The focus of the for-profit education industry’s lobbying and legal efforts has been directed towards a proposed rule that has not yet been implemented. Termed the “gainful employment” rule, it would rescind funding from programs that graduate students with high default rates or have a certain disproportionate amount of debt compared to their earnings—meaning they are not gainfully employed. The rule would deal a blow to this industry, as some for-profit schools receive more than 80 percent of its revenues from government financial aid.
However, the facts are clear.
The average tuition at these schools are nearly twice that of in-state public colleges and more than five times the cost of community colleges, according to a 2010 Senate report titled, “Emerging Risk?: An Overview of Growth, Spending, Student Debt and Unanswered Questions in For-Profit Higher Education.” The DOE found recently that the number of students at for-profit institutions defaulting on their federal student loans within three years was twice the rate of students at non-profit schools. Even though for-profit students comprise less than 15 percent of the national college enrollment, they make up nearly half of the student loan default rates.
Furthermore, according to figures released by The College Board, the median student loan debt in 2007-2008 at profit four-year colleges was $32,653, which was $10,000 more than private four-year colleges and almost half for students from public four-year colleges.
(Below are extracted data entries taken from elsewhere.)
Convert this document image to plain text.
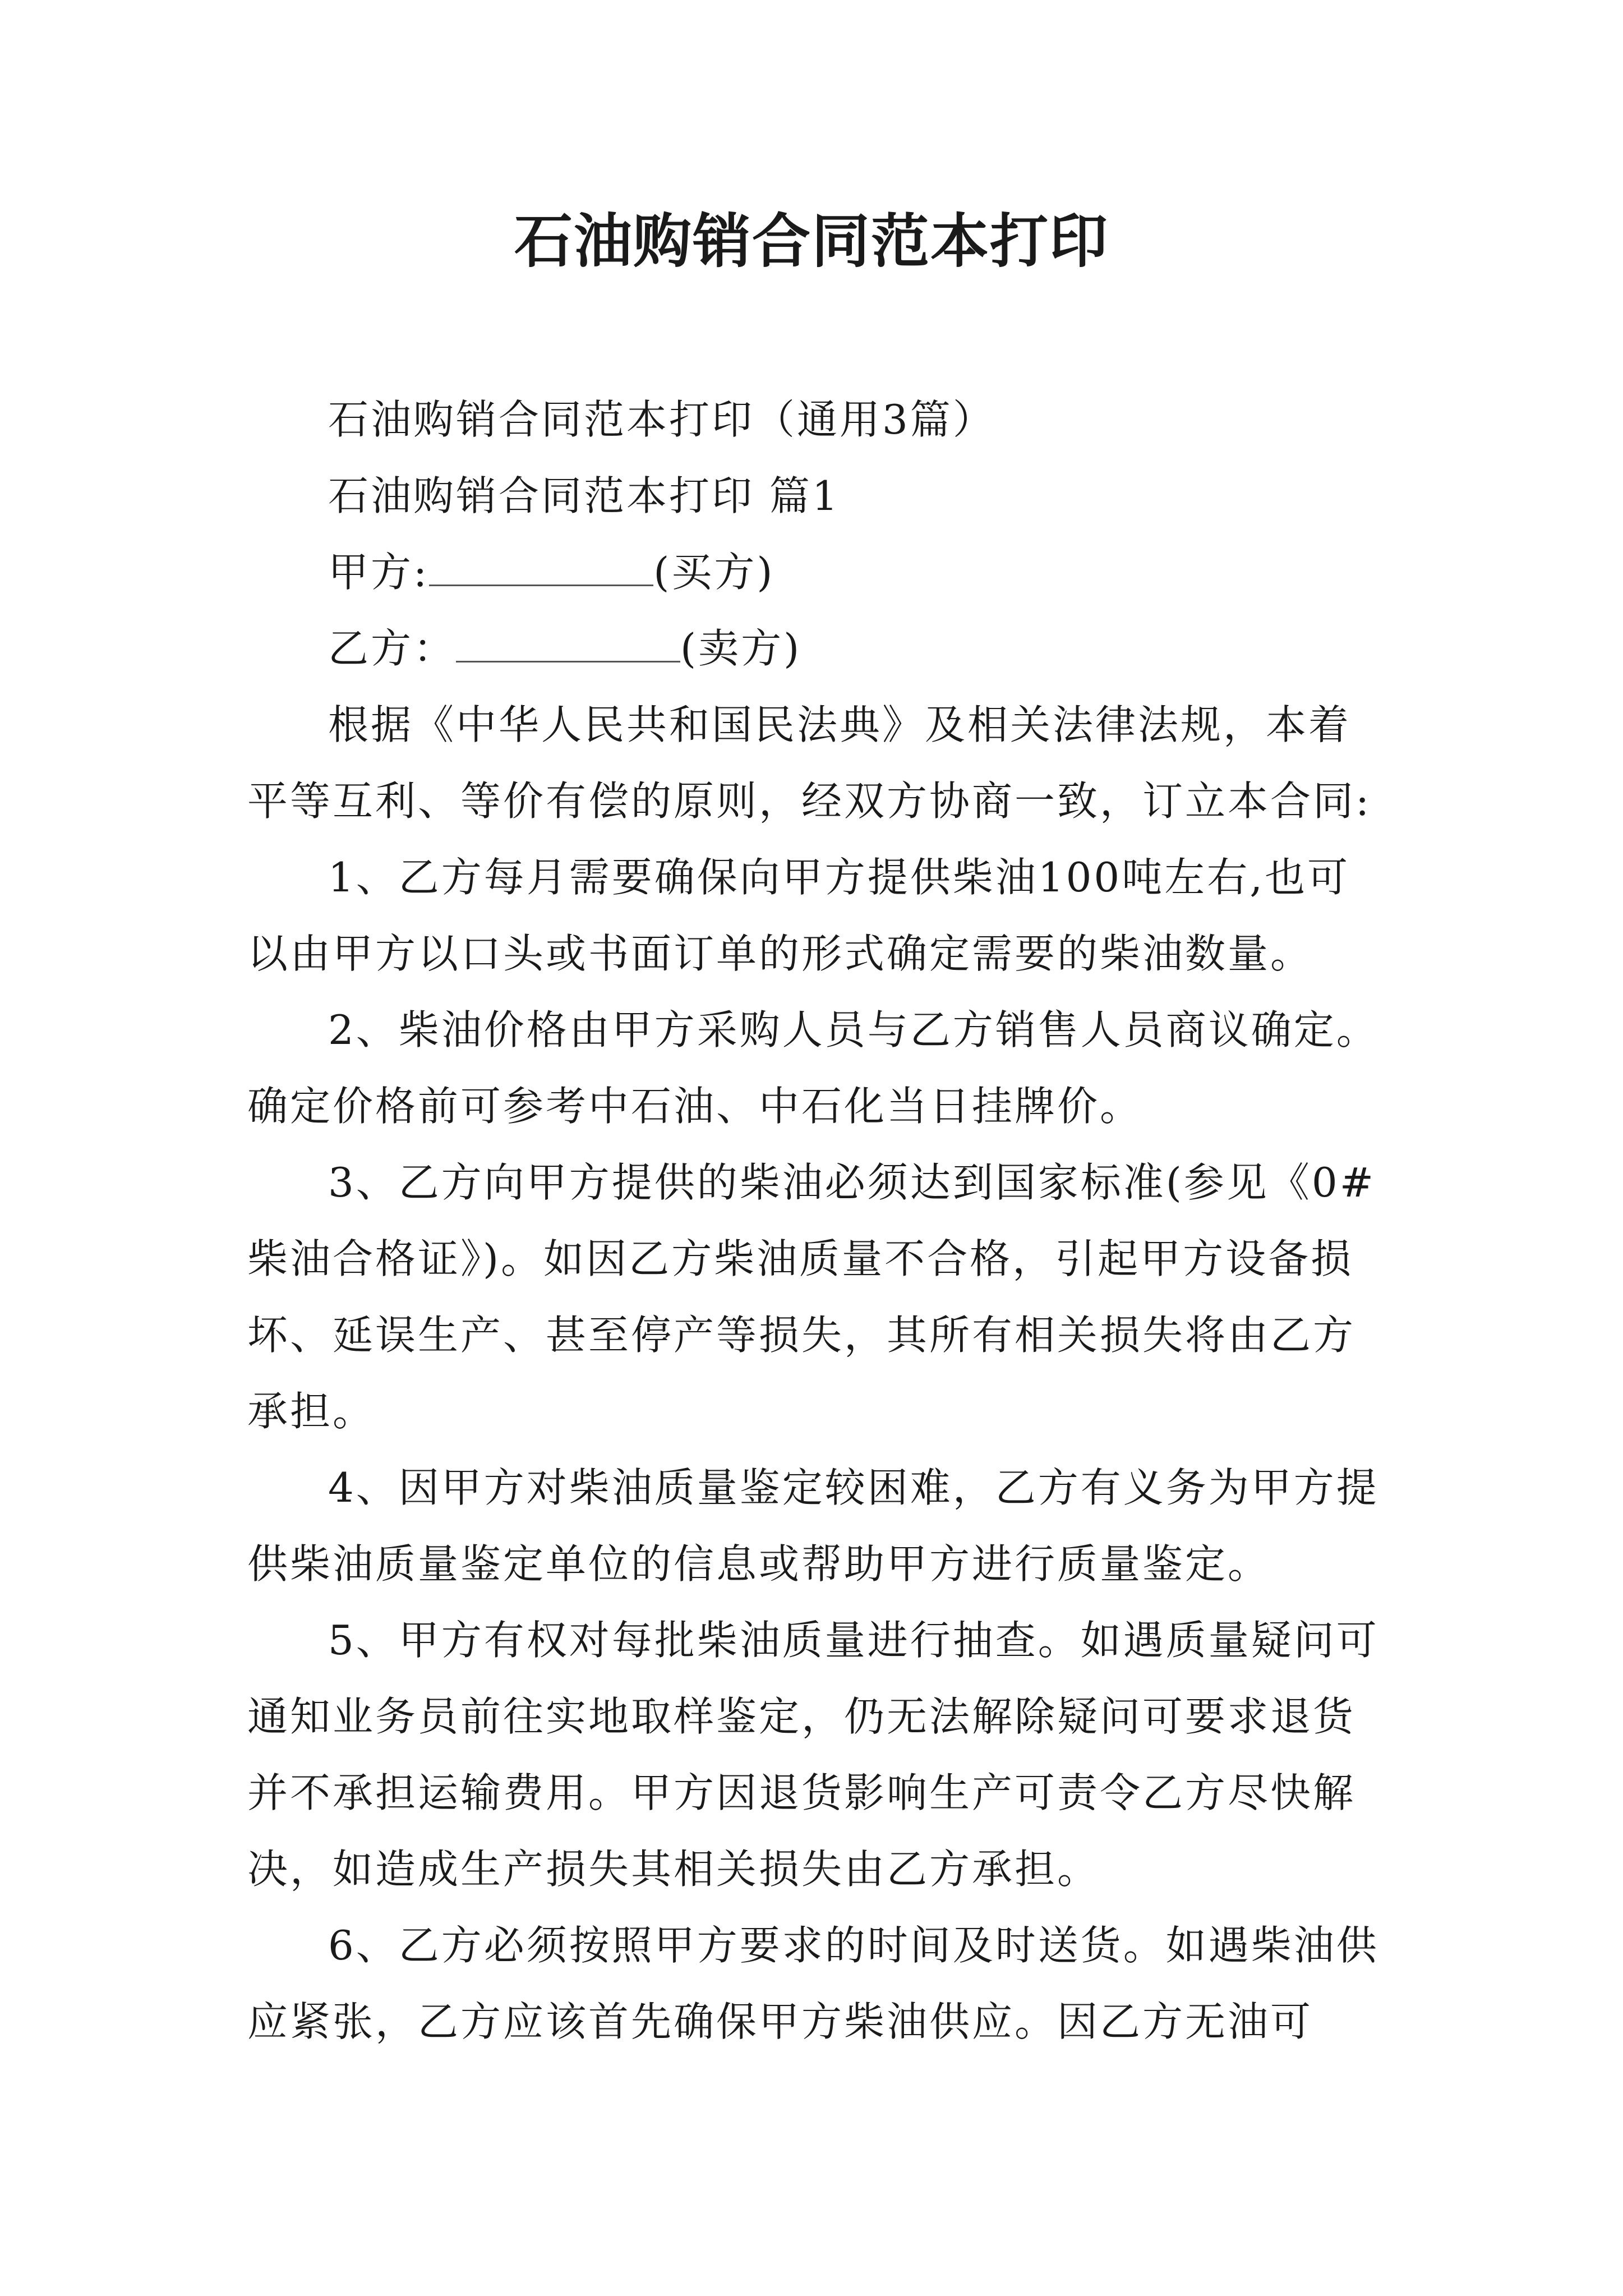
石油购销合同范本打印

石油购销合同范本打印（通用3篇）

石油购销合同范本打印 篇1

甲方:	(买方)

乙方：	(卖方)

根据《中华人民共和国民法典》及相关法律法规，本着平等互利、等价有偿的原则，经双方协商一致，订立本合同:

1、乙方每月需要确保向甲方提供柴油100吨左右,也可以由甲方以口头或书面订单的形式确定需要的柴油数量。

2、柴油价格由甲方采购人员与乙方销售人员商议确定。确定价格前可参考中石油、中石化当日挂牌价。

3、乙方向甲方提供的柴油必须达到国家标准(参见《0#柴油合格证》)。如因乙方柴油质量不合格，引起甲方设备损坏、延误生产、甚至停产等损失，其所有相关损失将由乙方承担。

4、因甲方对柴油质量鉴定较困难，乙方有义务为甲方提供柴油质量鉴定单位的信息或帮助甲方进行质量鉴定。

5、甲方有权对每批柴油质量进行抽查。如遇质量疑问可通知业务员前往实地取样鉴定，仍无法解除疑问可要求退货并不承担运输费用。甲方因退货影响生产可责令乙方尽快解决，如造成生产损失其相关损失由乙方承担。

6、乙方必须按照甲方要求的时间及时送货。如遇柴油供应紧张，乙方应该首先确保甲方柴油供应。因乙方无油可
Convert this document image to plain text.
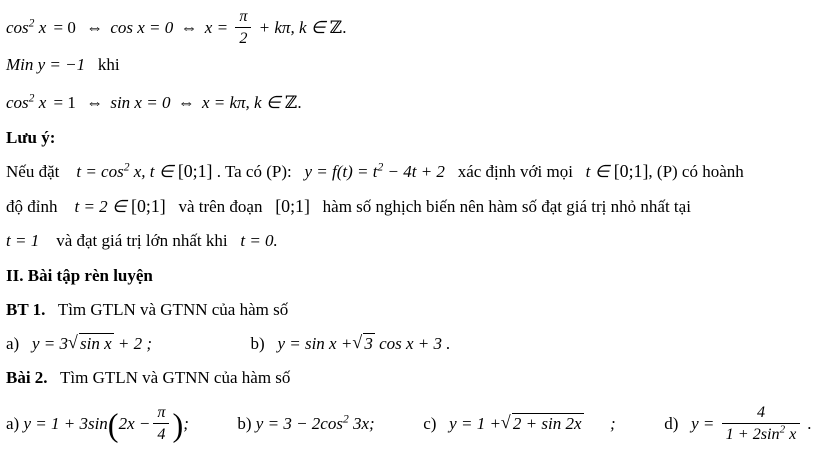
$\cos^2 x = 0$ ⇔ cos x = 0 ⇔ $x = \frac{\pi}{2} + k\pi$, k ∈ ℤ.
Min y = −1 khi
$\cos^2 x = 1$ ⇔ sin x = 0 ⇔ x = kπ, k ∈ ℤ.
Lưu ý:
Nếu đặt $t = \cos^2 x$, t ∈ [0;1] . Ta có (P): $y = f(t) = t^2 - 4t + 2$ xác định với mọi t ∈ [0;1], (P) có hoành
độ đỉnh t = 2 ∈ [0;1] và trên đoạn [0;1] hàm số nghịch biến nên hàm số đạt giá trị nhỏ nhất tại
t = 1 và đạt giá trị lớn nhất khi t = 0.
II. Bài tập rèn luyện
BT 1. Tìm GTLN và GTNN của hàm số
a) y = 3 √ sin x + 2 ;	b) y = sin x + √ 3 cos x + 3 .
Bài 2. Tìm GTLN và GTNN của hàm số
a) $y = 1 + 3\sin(2x - \frac{\pi}{4}$ );	b) $y = 3 - 2\cos^2$ 3x;	c) y = 1 + √ 2 + sin 2x ;	d) $y = \frac{4}{1 + 2\sin^2 x}$ .
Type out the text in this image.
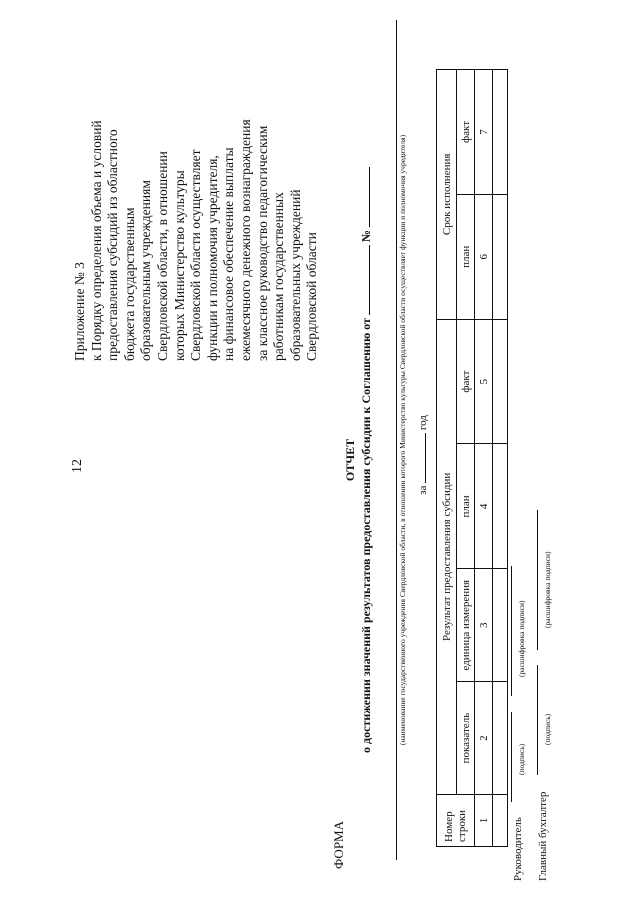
12
Приложение № 3 к Порядку определения объема и условий предоставления субсидий из областного бюджета государственным образовательным учреждениям Свердловской области, в отношении которых Министерство культуры Свердловской области осуществляет функции и полномочия учредителя, на финансовое обеспечение выплаты ежемесячного денежного вознаграждения за классное руководство педагогическим работникам государственных образовательных учреждений Свердловской области
ФОРМА
ОТЧЕТ о достижении значений результатов предоставления субсидии к Соглашению от  №	(наименование государственного учреждения Свердловской области, в отношении которого Министерство культуры Свердловской области осуществляет функции и полномочия учредителя) за  год
Номер строки	Результат предоставления субсидии				Срок исполнения	
	показатель	единица измерения	план	факт	план	факт
1	2	3	4	5	6	7

Руководитель
(подпись)
(расшифровка подписи)
Главный бухгалтер
(подпись)
(расшифровка подписи)
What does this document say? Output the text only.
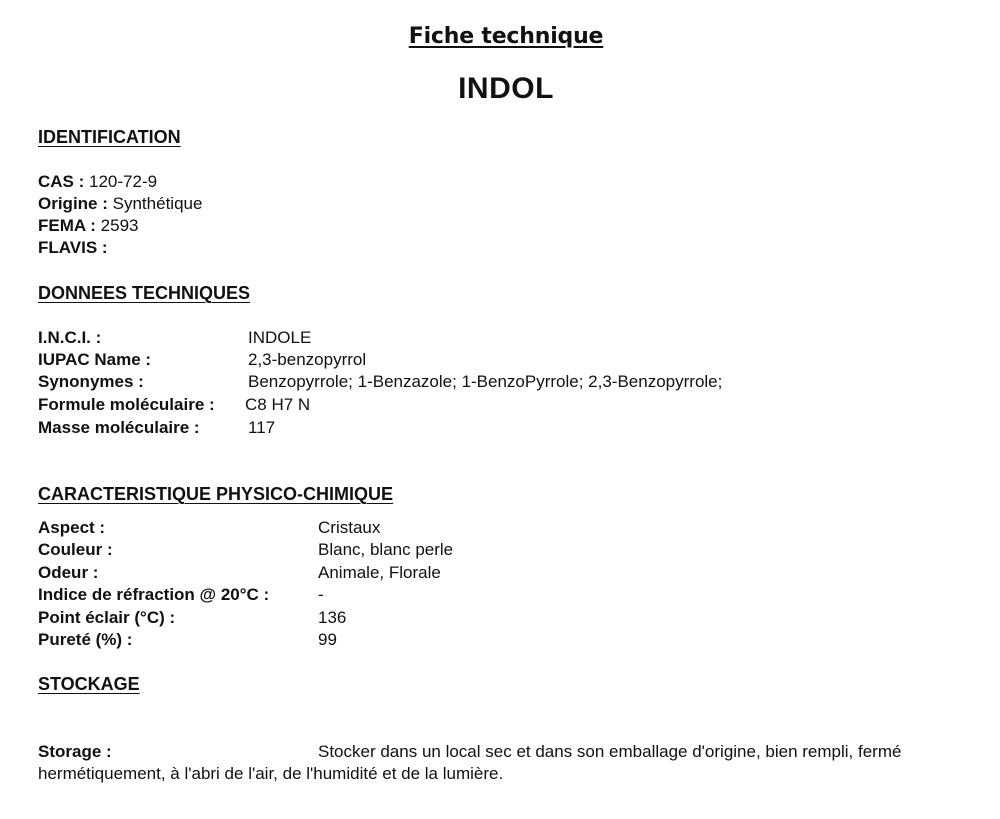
Fiche technique
INDOL
IDENTIFICATION
CAS : 120-72-9
Origine : Synthétique
FEMA : 2593
FLAVIS :
DONNEES TECHNIQUES
I.N.C.I. :	INDOLE
IUPAC Name :	2,3-benzopyrrol
Synonymes :	Benzopyrrole; 1-Benzazole; 1-BenzoPyrrole; 2,3-Benzopyrrole;
Formule moléculaire : C8 H7 N
Masse moléculaire :	117
CARACTERISTIQUE PHYSICO-CHIMIQUE
Aspect :	Cristaux
Couleur :	Blanc, blanc perle
Odeur :	Animale, Florale
Indice de réfraction @ 20°C :	-
Point éclair (°C) :	136
Pureté (%) :	99
STOCKAGE
Storage :	Stocker dans un local sec et dans son emballage d'origine, bien rempli, fermé hermétiquement, à l'abri de l'air, de l'humidité et de la lumière.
The College Board figures surprisingly showed too that students earning a for-profit associate degree are more in debt than those at public four-year colleges.
Despite these ominous revelations, a bipartisan group of House lawmakers introduced a budget amendment that will remove funds for DOE enforcement capabilities of the gainful employment rule and begin the rolling back of all of its regulations. Lobbyists, business, and politicians bankrolled by this industry are saying that the regulations deny access to millions of students and of course the age-old adage that regulations are inhibiting the “free market.”
Interestingly, the access argument, while seemingly valid on the surface, actually contradicts for-profit education officials’ purported notions of the free market.
If Congress increased regulations on cash advance businesses forcing the most egregious exploiters with double-digit interest rates to close their doors, some people would have less access to funds. But other businesses would rise in their stead with lower interest rates to claim that market. Similarly, if the gainful employment measure is funded and the other regulations are kept in place and some for-profit schools go under, then other schools will attract that unattached body of student-consumers (I did not like that term, but it must be used these days). Is that not the essence of free enterprise?
The for-profit industry knows this. This is about using whatever means and rhetoric to increase its capital flow and allotment of the higher education market. They understand that every single regulation imposed on the for-profit industry is like a brake that slows accumulation; that can and sometimes does slow the industry’s move from public to private, non-profit to for-profit.
It does not matter to them that as more students are wooed to for-profit schools, as the industry as a whole jogs in that direction, that higher education is becoming more expensive, that more career promises are being made with less jobs available, that the line between teaching and commerce is rapidly being erased, that the notion of student as customer is overt.
The House is set to vote this week on whether to bankroll the gainful employment rule. It will be interesting to see what it decides because it will provide another indication as to the intended future of American higher education.
Dr. Ibram H. Rogers is a postdoctoral fellow at Rutgers University. He is on leave as an assistant professor of African-American history at SUNY College at Oneonta.